Schumi, panggilan Michael, kini sedang menjalani pemulihan cedera berat di kepala dan otak akibat insiden terjatuh saat bermain ski pada Desember 2013.
Namun di tengah kabar belum sembuhnya Michael, sang anak tiba-tiba kini melambungkan nama Schumacher.
Semasa jadi pebalap F1 yang sulit dikalahkan bersama tim Ferrari, Michael pernah berujar bahwa anaknya, Mick, lebih baik menjadi pemain golf ketimbang jadi pebalap seperti dirinya.
Namun nyatanya Mick kini justru sedang meretas jalan keemasan, membangkitkan nama Schumacher.
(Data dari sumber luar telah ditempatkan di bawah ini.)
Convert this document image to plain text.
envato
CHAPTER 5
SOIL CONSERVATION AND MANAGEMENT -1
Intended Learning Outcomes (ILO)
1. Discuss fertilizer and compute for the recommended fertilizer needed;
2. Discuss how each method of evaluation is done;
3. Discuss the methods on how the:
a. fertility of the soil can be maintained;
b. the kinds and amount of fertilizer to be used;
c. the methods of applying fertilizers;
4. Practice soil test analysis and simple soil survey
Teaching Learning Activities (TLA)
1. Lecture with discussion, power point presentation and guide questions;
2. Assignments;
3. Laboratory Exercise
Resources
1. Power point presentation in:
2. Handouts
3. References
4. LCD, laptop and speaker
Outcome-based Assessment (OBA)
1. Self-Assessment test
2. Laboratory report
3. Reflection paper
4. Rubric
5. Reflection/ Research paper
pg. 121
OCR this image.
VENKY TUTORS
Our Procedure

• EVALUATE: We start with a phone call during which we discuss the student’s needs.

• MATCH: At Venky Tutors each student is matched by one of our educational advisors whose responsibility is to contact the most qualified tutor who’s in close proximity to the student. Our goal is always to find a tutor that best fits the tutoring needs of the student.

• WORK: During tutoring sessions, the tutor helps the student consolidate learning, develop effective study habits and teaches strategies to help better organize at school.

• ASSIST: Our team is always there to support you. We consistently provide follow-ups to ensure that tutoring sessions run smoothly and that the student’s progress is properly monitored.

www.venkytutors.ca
Pelan tapi pasti, laju Mick di ajang single seater mulai jadi pembicaraan.
Pebalap yang kini berusia 19 tahun tersebut awalnya tak banyak dibicarakan karena jarang menang, tidak seperti yang diharapkan banyak orang karena nama besar ayahnya.
Bahkan di ajang FIA F3 Eropa tahun ini pun awalnya dia tak dianggap, walau ini adalah tahun kedua Mick di F3.
Sampai seri keempat dari sepuluh seri (tiap seri ada tiga race), Mick kalah jauh bahkan dari tiga rekannya di tim Prema Theodore Racing, Marcus Armstrong, Guan Yu Zhou, dan Ralf Aron.
Mick tertinggal 67 angka dari Armstrong yang saat itu memimpin klasemen.
"Problem terbesar Mick adalah di kualifikasi," kata bos Prema, Rene Rosin.
Tahun lalu di ajang yang sama, juga di tim Prema, posisi start rata-rata Mick adalah 12,7.
Tahun ini pun pada awal musim nyaris sama, hingga balapan pertama seri kelima di Belgia rataan posisi start Mick adalah 12,3.
Mick dan Prema mencari solusi bersama untuk memperbaikinya.
Rene pun menjelaskan solusi yang mereka lakukan, yakni sepanjang libur musim dingin lalu mereka berlatih keras walau hasilnya tidak langsung dirasakan.
Barulah pada race ketiga di Belgia itu Mick meraih pole position.
Di F3 Eropa, kualifikasi terdiri dari dua babak.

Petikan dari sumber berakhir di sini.